Exemple : les promenades et jardins publics. En effet dans un arrêt de principe, CE Ass. 22 avril 1960, Berthier, le juge incorpore un jardin public du fait qu’il est spécialement aménagé au domaine public. Puis il utilise ce critère pour dissocier cette qualification concernant les forêts et les bois. Autrement dit le CE accepte de qualifier de domaine public uniquement les bois spécialement aménages. Tel est le cas du bois de Vincenne, et tel est le cas du bois de Boulogne. Ils font partie du domaine public car ils sont spécialement aménages. Cf. affaire Volucet, Affaire Baudoin.

Par contre les ensembles forestiers, p. ex. la Forêt de Fontainebleau, c’est le domaine privé qui s’applique.

Cette solution avait été étendue pour qualifier les plages : le juge avait utilisé l’aménagement pour séparer les plages du domaine privé et public.

Le renouveau du CG3P :

Le CG3P va tout d’abord limiter ce critère (L2111-1 CG3P) aux biens affectés au SP. Ensuite il développe une conception plus restrictive. Il n’y a pas de jurisprudence du CE pour l’instant. Mais conception plus restrictive, ex. du TA Versailles, 3 nov. 2009, concernait un syndicat d’assainissement, le juge va se référer au nouvel article L2111-1 CG3P.

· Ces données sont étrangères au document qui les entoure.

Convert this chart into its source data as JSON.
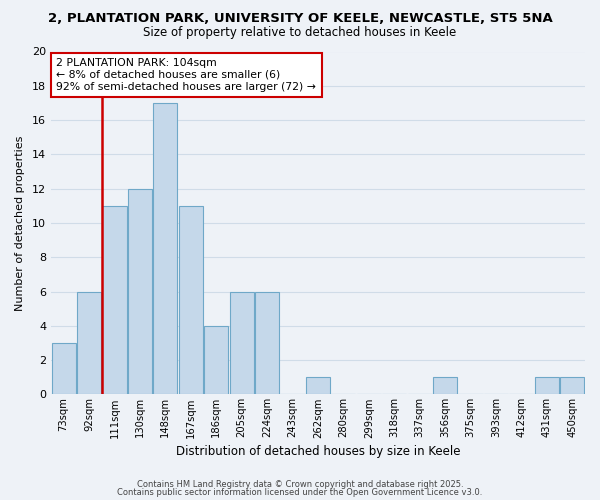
{
  "title": "2, PLANTATION PARK, UNIVERSITY OF KEELE, NEWCASTLE, ST5 5NA",
  "subtitle": "Size of property relative to detached houses in Keele",
  "xlabel": "Distribution of detached houses by size in Keele",
  "ylabel": "Number of detached properties",
  "bar_categories": [
    "73sqm",
    "92sqm",
    "111sqm",
    "130sqm",
    "148sqm",
    "167sqm",
    "186sqm",
    "205sqm",
    "224sqm",
    "243sqm",
    "262sqm",
    "280sqm",
    "299sqm",
    "318sqm",
    "337sqm",
    "356sqm",
    "375sqm",
    "393sqm",
    "412sqm",
    "431sqm",
    "450sqm"
  ],
  "bar_values": [
    3,
    6,
    11,
    12,
    17,
    11,
    4,
    6,
    6,
    0,
    1,
    0,
    0,
    0,
    0,
    1,
    0,
    0,
    0,
    1,
    1
  ],
  "bar_color": "#c5d8ea",
  "bar_edge_color": "#6fa8c8",
  "grid_color": "#d0dce8",
  "background_color": "#eef2f7",
  "property_line_color": "#cc0000",
  "annotation_line1": "2 PLANTATION PARK: 104sqm",
  "annotation_line2": "← 8% of detached houses are smaller (6)",
  "annotation_line3": "92% of semi-detached houses are larger (72) →",
  "annotation_box_color": "#ffffff",
  "annotation_box_edge": "#cc0000",
  "ylim": [
    0,
    20
  ],
  "yticks": [
    0,
    2,
    4,
    6,
    8,
    10,
    12,
    14,
    16,
    18,
    20
  ],
  "footer1": "Contains HM Land Registry data © Crown copyright and database right 2025.",
  "footer2": "Contains public sector information licensed under the Open Government Licence v3.0."
}
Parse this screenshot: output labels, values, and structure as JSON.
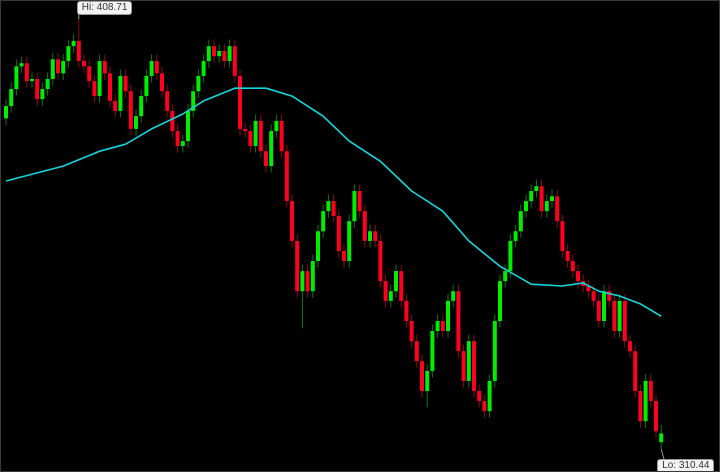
{
  "chart_data": {
    "type": "candlestick",
    "title": "",
    "background": "#000000",
    "colors": {
      "up": "#00ee00",
      "down": "#ff0020",
      "up_wick": "#0a7a0a",
      "down_wick": "#8a0a14",
      "moving_average": "#14d6dc"
    },
    "hi_label": "Hi: 408.71",
    "lo_label": "Lo: 310.44",
    "hi": 408.71,
    "lo": 310.44,
    "candles": [
      [
        386.0,
        390.3,
        384.5,
        388.8
      ],
      [
        388.8,
        394.2,
        387.3,
        392.7
      ],
      [
        392.7,
        399.4,
        391.2,
        397.9
      ],
      [
        397.9,
        400.1,
        396.4,
        398.6
      ],
      [
        398.6,
        400.1,
        393.0,
        394.5
      ],
      [
        394.5,
        396.5,
        393.0,
        395.0
      ],
      [
        395.0,
        396.5,
        388.9,
        390.4
      ],
      [
        390.4,
        394.2,
        388.9,
        392.7
      ],
      [
        392.7,
        396.5,
        391.2,
        395.0
      ],
      [
        395.0,
        401.0,
        393.5,
        399.5
      ],
      [
        399.5,
        401.0,
        394.8,
        396.3
      ],
      [
        396.3,
        400.6,
        394.8,
        399.1
      ],
      [
        399.1,
        404.0,
        397.6,
        402.5
      ],
      [
        402.5,
        405.2,
        401.0,
        403.7
      ],
      [
        403.7,
        408.71,
        397.6,
        399.1
      ],
      [
        399.1,
        400.6,
        396.4,
        397.9
      ],
      [
        397.9,
        399.4,
        393.0,
        394.5
      ],
      [
        394.5,
        396.0,
        389.6,
        391.1
      ],
      [
        391.1,
        400.6,
        389.6,
        399.1
      ],
      [
        399.1,
        400.6,
        394.8,
        396.3
      ],
      [
        396.3,
        397.8,
        388.5,
        390.0
      ],
      [
        390.0,
        391.5,
        386.2,
        387.7
      ],
      [
        387.7,
        397.2,
        386.2,
        395.7
      ],
      [
        395.7,
        397.2,
        390.7,
        392.2
      ],
      [
        392.2,
        393.7,
        382.1,
        383.6
      ],
      [
        383.6,
        388.0,
        382.1,
        386.5
      ],
      [
        386.5,
        392.6,
        385.0,
        391.1
      ],
      [
        391.1,
        397.2,
        389.6,
        395.7
      ],
      [
        395.7,
        400.6,
        394.2,
        399.1
      ],
      [
        399.1,
        400.6,
        394.8,
        396.3
      ],
      [
        396.3,
        397.8,
        390.7,
        392.2
      ],
      [
        392.2,
        393.7,
        386.2,
        387.7
      ],
      [
        387.7,
        389.2,
        381.6,
        383.1
      ],
      [
        383.1,
        384.6,
        378.2,
        379.7
      ],
      [
        379.7,
        382.3,
        378.2,
        380.8
      ],
      [
        380.8,
        389.2,
        379.3,
        387.7
      ],
      [
        387.7,
        393.7,
        386.2,
        392.2
      ],
      [
        392.2,
        397.2,
        390.7,
        395.7
      ],
      [
        395.7,
        400.6,
        394.2,
        399.1
      ],
      [
        399.1,
        404.0,
        397.6,
        402.5
      ],
      [
        402.5,
        404.0,
        398.7,
        400.2
      ],
      [
        400.2,
        402.9,
        398.7,
        401.4
      ],
      [
        401.4,
        402.9,
        397.6,
        399.1
      ],
      [
        399.1,
        404.0,
        397.6,
        402.5
      ],
      [
        402.5,
        404.0,
        394.2,
        395.7
      ],
      [
        395.7,
        397.2,
        382.1,
        383.6
      ],
      [
        383.6,
        385.1,
        381.6,
        383.1
      ],
      [
        383.1,
        384.6,
        378.2,
        379.7
      ],
      [
        379.7,
        386.9,
        378.2,
        385.4
      ],
      [
        385.4,
        386.9,
        377.0,
        378.5
      ],
      [
        378.5,
        380.0,
        373.6,
        375.1
      ],
      [
        375.1,
        384.6,
        373.6,
        383.1
      ],
      [
        383.1,
        386.9,
        381.6,
        385.4
      ],
      [
        385.4,
        386.9,
        377.0,
        378.5
      ],
      [
        378.5,
        380.0,
        365.6,
        367.1
      ],
      [
        367.1,
        368.6,
        356.5,
        358.0
      ],
      [
        358.0,
        359.5,
        345.0,
        346.5
      ],
      [
        346.5,
        352.6,
        338.0,
        351.1
      ],
      [
        351.1,
        352.6,
        345.0,
        346.5
      ],
      [
        346.5,
        354.9,
        345.0,
        353.4
      ],
      [
        353.4,
        361.7,
        351.9,
        360.2
      ],
      [
        360.2,
        366.3,
        358.7,
        364.8
      ],
      [
        364.8,
        368.6,
        363.3,
        367.1
      ],
      [
        367.1,
        368.6,
        362.2,
        363.7
      ],
      [
        363.7,
        365.2,
        354.2,
        355.7
      ],
      [
        355.7,
        357.2,
        351.9,
        353.4
      ],
      [
        353.4,
        364.0,
        351.9,
        362.5
      ],
      [
        362.5,
        370.9,
        361.0,
        369.4
      ],
      [
        369.4,
        370.9,
        363.3,
        364.8
      ],
      [
        364.8,
        366.3,
        356.5,
        358.0
      ],
      [
        358.0,
        361.7,
        356.5,
        360.2
      ],
      [
        360.2,
        361.7,
        356.5,
        358.0
      ],
      [
        358.0,
        359.5,
        347.3,
        348.8
      ],
      [
        348.8,
        350.3,
        342.8,
        344.3
      ],
      [
        344.3,
        348.0,
        342.8,
        346.5
      ],
      [
        346.5,
        352.6,
        345.0,
        351.1
      ],
      [
        351.1,
        352.6,
        342.8,
        344.3
      ],
      [
        344.3,
        345.8,
        338.2,
        339.7
      ],
      [
        339.7,
        341.2,
        333.6,
        335.1
      ],
      [
        335.1,
        336.6,
        329.0,
        330.5
      ],
      [
        330.5,
        332.0,
        322.2,
        323.7
      ],
      [
        323.7,
        329.8,
        320.0,
        328.3
      ],
      [
        328.3,
        338.9,
        326.8,
        337.4
      ],
      [
        337.4,
        341.2,
        335.9,
        339.7
      ],
      [
        339.7,
        341.2,
        335.9,
        337.4
      ],
      [
        337.4,
        345.8,
        335.9,
        344.3
      ],
      [
        344.3,
        348.0,
        342.8,
        346.5
      ],
      [
        346.5,
        348.0,
        331.3,
        332.8
      ],
      [
        332.8,
        334.3,
        324.5,
        326.0
      ],
      [
        326.0,
        336.6,
        324.5,
        335.1
      ],
      [
        335.1,
        336.6,
        322.2,
        323.7
      ],
      [
        323.7,
        325.2,
        319.9,
        321.4
      ],
      [
        321.4,
        322.9,
        317.6,
        319.1
      ],
      [
        319.1,
        327.5,
        317.6,
        326.0
      ],
      [
        326.0,
        341.2,
        324.5,
        339.7
      ],
      [
        339.7,
        350.3,
        338.2,
        348.8
      ],
      [
        348.8,
        352.6,
        347.3,
        351.1
      ],
      [
        351.1,
        359.5,
        349.6,
        358.0
      ],
      [
        358.0,
        361.7,
        356.5,
        360.2
      ],
      [
        360.2,
        366.3,
        358.7,
        364.8
      ],
      [
        364.8,
        368.6,
        363.3,
        367.1
      ],
      [
        367.1,
        370.9,
        365.6,
        369.4
      ],
      [
        369.4,
        372.0,
        367.9,
        370.5
      ],
      [
        370.5,
        372.0,
        363.3,
        364.8
      ],
      [
        364.8,
        368.6,
        363.3,
        367.1
      ],
      [
        367.1,
        369.7,
        365.6,
        368.2
      ],
      [
        368.2,
        369.7,
        361.0,
        362.5
      ],
      [
        362.5,
        364.0,
        354.2,
        355.7
      ],
      [
        355.7,
        357.2,
        351.9,
        353.4
      ],
      [
        353.4,
        354.9,
        349.6,
        351.1
      ],
      [
        351.1,
        352.6,
        347.3,
        348.8
      ],
      [
        348.8,
        350.3,
        346.2,
        347.7
      ],
      [
        347.7,
        349.2,
        345.0,
        346.5
      ],
      [
        346.5,
        348.0,
        342.8,
        344.3
      ],
      [
        344.3,
        345.8,
        338.2,
        339.7
      ],
      [
        339.7,
        348.0,
        338.2,
        346.5
      ],
      [
        346.5,
        348.0,
        342.8,
        344.3
      ],
      [
        344.3,
        345.8,
        335.9,
        337.4
      ],
      [
        337.4,
        345.8,
        335.9,
        344.3
      ],
      [
        344.3,
        345.8,
        333.6,
        335.1
      ],
      [
        335.1,
        336.6,
        331.3,
        332.8
      ],
      [
        332.8,
        334.3,
        322.2,
        323.7
      ],
      [
        323.7,
        325.2,
        315.3,
        316.8
      ],
      [
        316.8,
        327.5,
        315.3,
        326.0
      ],
      [
        326.0,
        327.5,
        319.9,
        321.4
      ],
      [
        321.4,
        322.9,
        313.0,
        314.5
      ],
      [
        312.0,
        316.0,
        310.44,
        314.0
      ]
    ],
    "moving_average": [
      [
        1,
        371.7
      ],
      [
        12,
        375.1
      ],
      [
        19,
        378.5
      ],
      [
        24,
        380.1
      ],
      [
        29,
        383.6
      ],
      [
        35,
        387.0
      ],
      [
        39,
        390.0
      ],
      [
        45,
        392.9
      ],
      [
        51,
        392.9
      ],
      [
        56,
        391.1
      ],
      [
        62,
        386.5
      ],
      [
        67,
        380.8
      ],
      [
        73,
        376.2
      ],
      [
        79,
        369.4
      ],
      [
        85,
        364.8
      ],
      [
        90,
        358.0
      ],
      [
        96,
        352.2
      ],
      [
        102,
        348.1
      ],
      [
        108,
        347.7
      ],
      [
        112,
        348.4
      ],
      [
        115,
        346.5
      ],
      [
        119,
        345.4
      ],
      [
        123,
        343.6
      ],
      [
        127,
        340.8
      ]
    ]
  }
}
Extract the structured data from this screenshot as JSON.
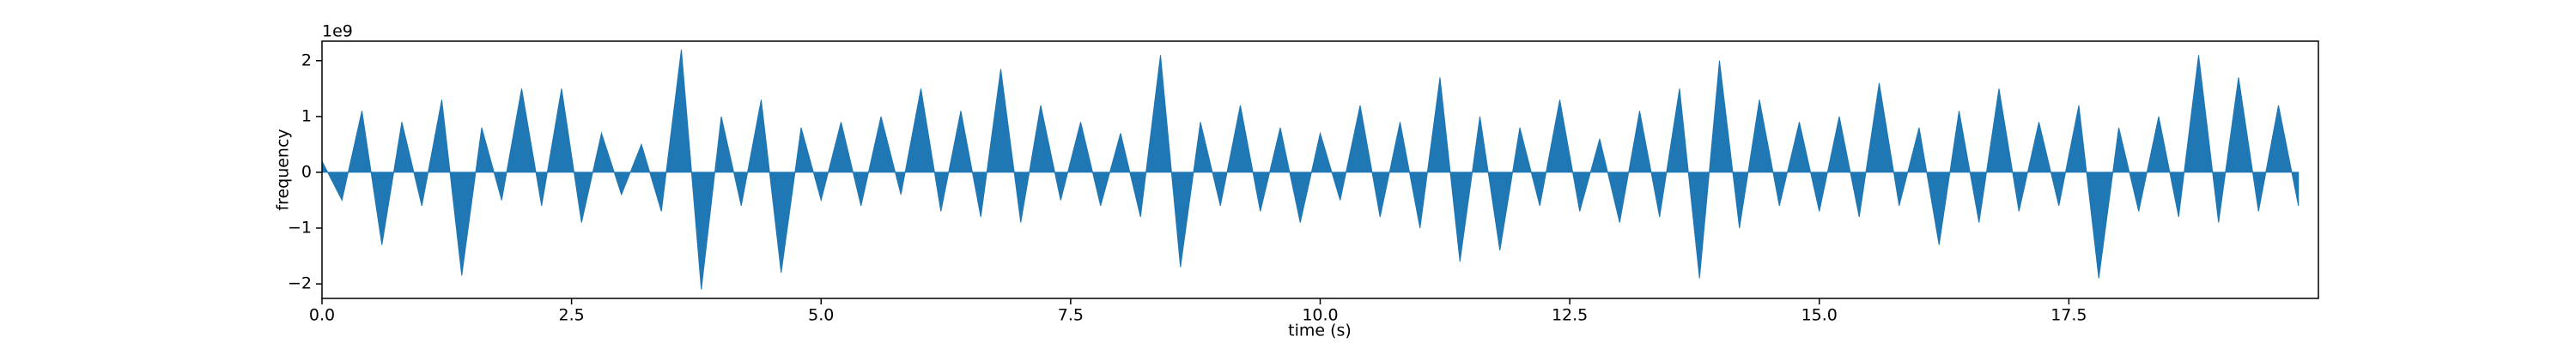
{
  "chart_data": {
    "type": "area",
    "x_label": "time (s)",
    "y_label": "frequency",
    "y_offset_text": "1e9",
    "x": [
      0,
      0.2,
      0.4,
      0.6,
      0.8,
      1.0,
      1.2,
      1.4,
      1.6,
      1.8,
      2.0,
      2.2,
      2.4,
      2.6,
      2.8,
      3.0,
      3.2,
      3.4,
      3.6,
      3.8,
      4.0,
      4.2,
      4.4,
      4.6,
      4.8,
      5.0,
      5.2,
      5.4,
      5.6,
      5.8,
      6.0,
      6.2,
      6.4,
      6.6,
      6.8,
      7.0,
      7.2,
      7.4,
      7.6,
      7.8,
      8.0,
      8.2,
      8.4,
      8.6,
      8.8,
      9.0,
      9.2,
      9.4,
      9.6,
      9.8,
      10.0,
      10.2,
      10.4,
      10.6,
      10.8,
      11.0,
      11.2,
      11.4,
      11.6,
      11.8,
      12.0,
      12.2,
      12.4,
      12.6,
      12.8,
      13.0,
      13.2,
      13.4,
      13.6,
      13.8,
      14.0,
      14.2,
      14.4,
      14.6,
      14.8,
      15.0,
      15.2,
      15.4,
      15.6,
      15.8,
      16.0,
      16.2,
      16.4,
      16.6,
      16.8,
      17.0,
      17.2,
      17.4,
      17.6,
      17.8,
      18.0,
      18.2,
      18.4,
      18.6,
      18.8,
      19.0,
      19.2,
      19.4,
      19.6,
      19.8
    ],
    "series": [
      {
        "color": "#1f77b4",
        "values": [
          0.2,
          -0.5,
          1.1,
          -1.3,
          0.9,
          -0.6,
          1.3,
          -1.85,
          0.8,
          -0.5,
          1.5,
          -0.6,
          1.5,
          -0.9,
          0.7,
          -0.4,
          0.5,
          -0.7,
          2.2,
          -2.1,
          1.0,
          -0.6,
          1.3,
          -1.8,
          0.8,
          -0.5,
          0.9,
          -0.6,
          1.0,
          -0.4,
          1.5,
          -0.7,
          1.1,
          -0.8,
          1.85,
          -0.9,
          1.2,
          -0.5,
          0.9,
          -0.6,
          0.7,
          -0.8,
          2.1,
          -1.7,
          0.9,
          -0.6,
          1.2,
          -0.7,
          0.8,
          -0.9,
          0.7,
          -0.5,
          1.2,
          -0.8,
          0.9,
          -1.0,
          1.7,
          -1.6,
          1.0,
          -1.4,
          0.8,
          -0.6,
          1.3,
          -0.7,
          0.6,
          -0.9,
          1.1,
          -0.8,
          1.5,
          -1.9,
          2.0,
          -1.0,
          1.3,
          -0.6,
          0.9,
          -0.7,
          1.0,
          -0.8,
          1.6,
          -0.6,
          0.8,
          -1.3,
          1.1,
          -0.9,
          1.5,
          -0.7,
          0.9,
          -0.6,
          1.2,
          -1.9,
          0.8,
          -0.7,
          1.0,
          -0.8,
          2.1,
          -0.9,
          1.7,
          -0.7,
          1.2,
          -0.6
        ]
      }
    ],
    "xlim": [
      0,
      20
    ],
    "xticks": [
      {
        "value": 0,
        "label": "0.0"
      },
      2.5,
      {
        "value": 5,
        "label": "5.0"
      },
      7.5,
      {
        "value": 10,
        "label": "10.0"
      },
      12.5,
      {
        "value": 15,
        "label": "15.0"
      },
      17.5
    ],
    "ylim": [
      -2.26,
      2.35
    ],
    "yticks": [
      {
        "value": -2,
        "label": "−2"
      },
      {
        "value": -1,
        "label": "−1"
      },
      0,
      1,
      2
    ]
  }
}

Il s’agissait de qualifier une parcelle de terrain non bâti reliée à un bâtiment d’assainissement des eaux. La parcelle est longée par un barrage (critère physique) et contiguë à la station de pompage. Le juge estime que la parcelle à qualifier est bien affectée au SP de lutte contre les inondations et qu’en outre son aménagement est indispensable à ce SP.